14. Aux termes de l'article R. 8253-2 du code du travail : " I. - Le montant de la contribution spéciale prévue à l'article L. 8253-1 est égal à 5 000 fois le taux horaire, à la date de la constatation de l'infraction, du minimum garanti prévu à l'article L. 3231-12. / II. - Ce montant est réduit à 2 000 fois le taux horaire du minimum garanti dans l'un ou l'autre des cas suivants : / 1° Lorsque le procès-verbal d'infraction ne mentionne pas d'autre infraction commise à l'occasion de l'emploi du salarié étranger en cause que la méconnaissance des dispositions du premier alinéa de l'article L. 8251-1 ; / 2° Lorsque l'employeur s'est acquitté des salaires et indemnités mentionnés à l'article L. 8252-2 dans les conditions prévues par les articles R. 8252-6 et R. 8252-7. / III. - Dans l'hypothèse mentionnée au 2° du II, le montant de la contribution spéciale est réduit à 1 000 fois le taux horaire du minimum garanti lorsque le procès-verbal d'infraction ne mentionne l'emploi que d'un seul étranger sans titre l'autorisant à exercer une activité salariée en France. () ".

15. Dès lors que, comme il a été dit précédemment, le lien de subordination entre la société D production et M. F est établi, ce dernier était tenu de verser aux deux travailleurs concernés les rémunérations mentionnées par les dispositions précitées de l'article R. 8253-2 du code du travail. Toutefois, alors même que ces rémunérations leur auraient été régulièrement versées, le procès-verbal d'infraction du 10 juin 2022 mentionne une autre infraction constituée à l'occasion de l'emploi de ces travailleurs, en l'espèce le délit de faux : altération frauduleuse de la vérité dans un écrit.

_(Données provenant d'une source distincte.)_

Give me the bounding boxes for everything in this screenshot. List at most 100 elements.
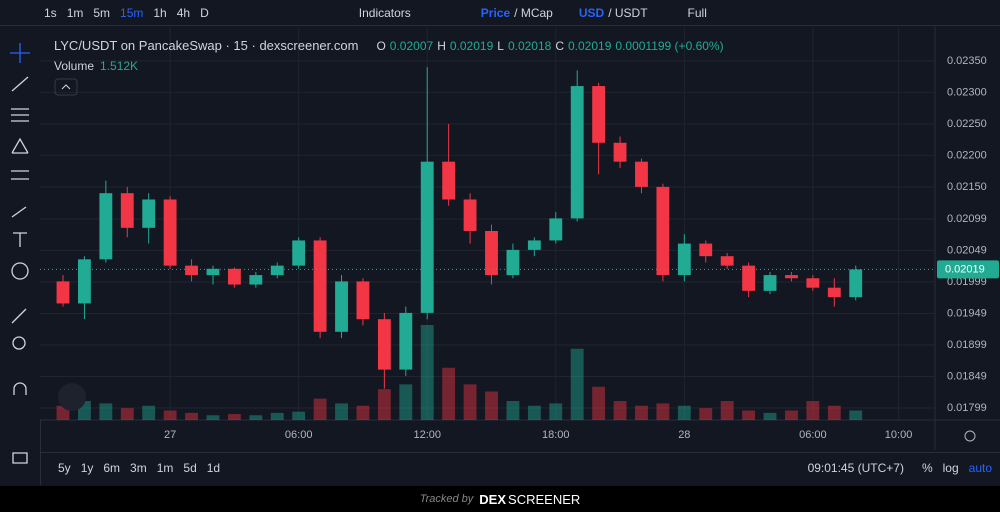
range-button[interactable]: 3m [130, 460, 147, 475]
candle-body [249, 275, 263, 285]
candle-body [742, 265, 756, 291]
volume-bar [420, 325, 434, 420]
interval[interactable]: 1m [66, 5, 84, 20]
text-tool[interactable] [13, 232, 27, 247]
candle-body [142, 199, 156, 228]
y-tick-label: 0.01999 [947, 276, 987, 288]
range-button[interactable]: 5y [58, 460, 71, 475]
candle-body [527, 240, 541, 250]
candle-body [356, 281, 370, 320]
y-tick-label: 0.01949 [947, 307, 987, 319]
ohlc-value: 0.02019 [449, 38, 494, 53]
tracked-text: Tracked by [419, 493, 474, 505]
zoom-tool[interactable] [12, 336, 26, 350]
magnet-tool[interactable] [13, 382, 27, 395]
interval[interactable]: 1h [153, 5, 167, 20]
volume-bar [356, 405, 370, 420]
brand: SCREENER [508, 491, 581, 507]
volume-value: 1.512K [100, 59, 139, 73]
line-tool[interactable] [11, 76, 29, 92]
candle-body [699, 243, 713, 257]
volume-bar [677, 405, 691, 420]
interval[interactable]: 15m [120, 5, 144, 20]
candle-body [763, 275, 777, 291]
candle-body [463, 199, 477, 231]
x-tick-label: 18:00 [542, 429, 570, 441]
range-button[interactable]: 6m [103, 460, 121, 475]
volume-bar [742, 410, 756, 420]
range-button[interactable]: 1m [156, 460, 174, 475]
candle-body [677, 243, 691, 276]
interval[interactable]: 1s [44, 5, 57, 20]
crosshair-tool[interactable] [10, 43, 30, 63]
interval[interactable]: 5m [93, 5, 111, 20]
volume-bar [485, 391, 498, 420]
candle-body [206, 268, 220, 276]
volume-bar [570, 348, 584, 420]
y-tick-label: 0.02049 [947, 244, 987, 256]
fullscreen-button[interactable]: Full [687, 5, 707, 20]
volume-bar [377, 389, 391, 420]
volume-bar [142, 405, 156, 420]
volume-bar [227, 414, 241, 420]
interval[interactable]: 4h [176, 5, 191, 20]
volume-bar [292, 411, 306, 420]
brand: DEX [479, 491, 507, 507]
candle-body [570, 86, 584, 219]
tool-icons [10, 43, 30, 464]
volume-bar [699, 408, 713, 420]
pair-title: LYC/USDT on PancakeSwap · 15 · dexscreen… [54, 38, 359, 53]
emoji-tool[interactable] [11, 262, 29, 280]
change-value: 0.0001199 (+0.60%) [615, 38, 724, 53]
footer: Tracked by DEX SCREENER [0, 486, 1000, 512]
percent-toggle[interactable]: % [921, 460, 933, 475]
top-toolbar: 1s 1m 5m 15m 1h 4h D Indicators Price / … [0, 0, 1000, 26]
x-tick-label: 06:00 [799, 429, 827, 441]
chart: 0.02350 0.02300 0.02250 0.02200 0.02150 0.020… [40, 27, 1000, 450]
collapse-icon [61, 84, 71, 90]
log-toggle[interactable]: log [942, 460, 959, 475]
candle-body [99, 193, 113, 260]
bottom-toolbar: 5y 1y 6m 3m 1m 5d 1d 09:01:45 (UTC+7) % … [40, 452, 1000, 482]
volume-bar [120, 408, 134, 420]
volume-bar [185, 412, 198, 420]
indicators-button[interactable]: Indicators [358, 5, 411, 20]
candle-body [506, 249, 520, 276]
volume-bar [335, 403, 348, 420]
candle-body [120, 193, 134, 228]
brush-tool[interactable] [11, 206, 27, 218]
y-tick-label: 0.02150 [947, 181, 987, 193]
auto-toggle[interactable]: auto [968, 460, 992, 475]
ohlc-label: C [555, 38, 564, 53]
price-toggle[interactable]: Price [480, 5, 511, 20]
range-button[interactable]: 5d [183, 460, 197, 475]
settings-icon [964, 430, 976, 442]
usdt-toggle[interactable]: / USDT [608, 5, 648, 20]
candle-body [613, 142, 627, 162]
interval[interactable]: D [200, 5, 209, 20]
volume-bar [785, 410, 798, 420]
range-button[interactable]: 1y [80, 460, 94, 475]
pattern-tool[interactable] [11, 137, 29, 154]
collapse-button [54, 78, 78, 96]
ruler-tool[interactable] [11, 308, 27, 324]
candle-body [442, 161, 456, 200]
fib-tool[interactable] [11, 108, 29, 122]
drawing-toolbar [0, 27, 41, 485]
volume-bar [720, 401, 734, 420]
y-tick-label: 0.02099 [947, 213, 987, 225]
projection-tool[interactable] [11, 170, 29, 180]
candle-body [77, 259, 91, 304]
volume-bar [399, 384, 413, 420]
mcap-toggle[interactable]: / MCap [514, 5, 553, 20]
candle-body [377, 319, 391, 370]
candle-body [785, 275, 798, 279]
usd-toggle[interactable]: USD [578, 5, 605, 20]
lock-tool[interactable] [12, 452, 28, 464]
volume-label: Volume [54, 59, 95, 73]
volume-bar [656, 403, 670, 420]
ohlc-value: 0.02018 [507, 38, 552, 53]
candle-body [420, 161, 434, 313]
range-button[interactable]: 1d [206, 460, 221, 475]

En conséquence, et en application du 2° du II de l'article R. 8253-2 du code du travail, les conclusions à fin de modération de la contribution spéciale ne peuvent être que rejetées.

16. Il résulte de tout ce qui précède que les conclusions à fin d'annulation de la requête doivent être rejetées, ainsi que celles tendant à ce que le montant de la contribution spéciale soit ramené à la somme de 3 750 euros.

Sur les frais liés au litige :

17. Les dispositions de l'article L. 761-1 du code de justice administrative font obstacle à ce que soit mise à la charge de l'Office français de l'immigration et de l'intégration, qui n'est pas, dans la présente instance, la partie perdante, la somme que M. D demande au titre des frais liés au litige.

D E C I D E :

Article 1er : La requête de M. D est rejetée.

Article 2 : Le présent jugement sera notifié à M. C D et à l'Office français de l'immigration et de l'intégration.

Délibéré après l'audience du 11 juin 2024, à laquelle siégeaient :

Mme Vaccaro-Planchet, présidente,

Mme Soubié, première conseillère,

Mme Boulay, première conseillère.

Rendu public par mise à disposition au greffe le 25 juin 2024.

La rapporteure,

P. Boulay

La présidente,

V. Vaccaro-Planchet La greffière,

C. Delmas

La République mande et ordonne au ministre de l'intérieur et des outre-mer en ce qui le concerne ou à tous commissaires de justice à ce requis en ce qui concerne les voies de droit commun contre les parties privées, de pourvoir à l'exécution de la présente décision.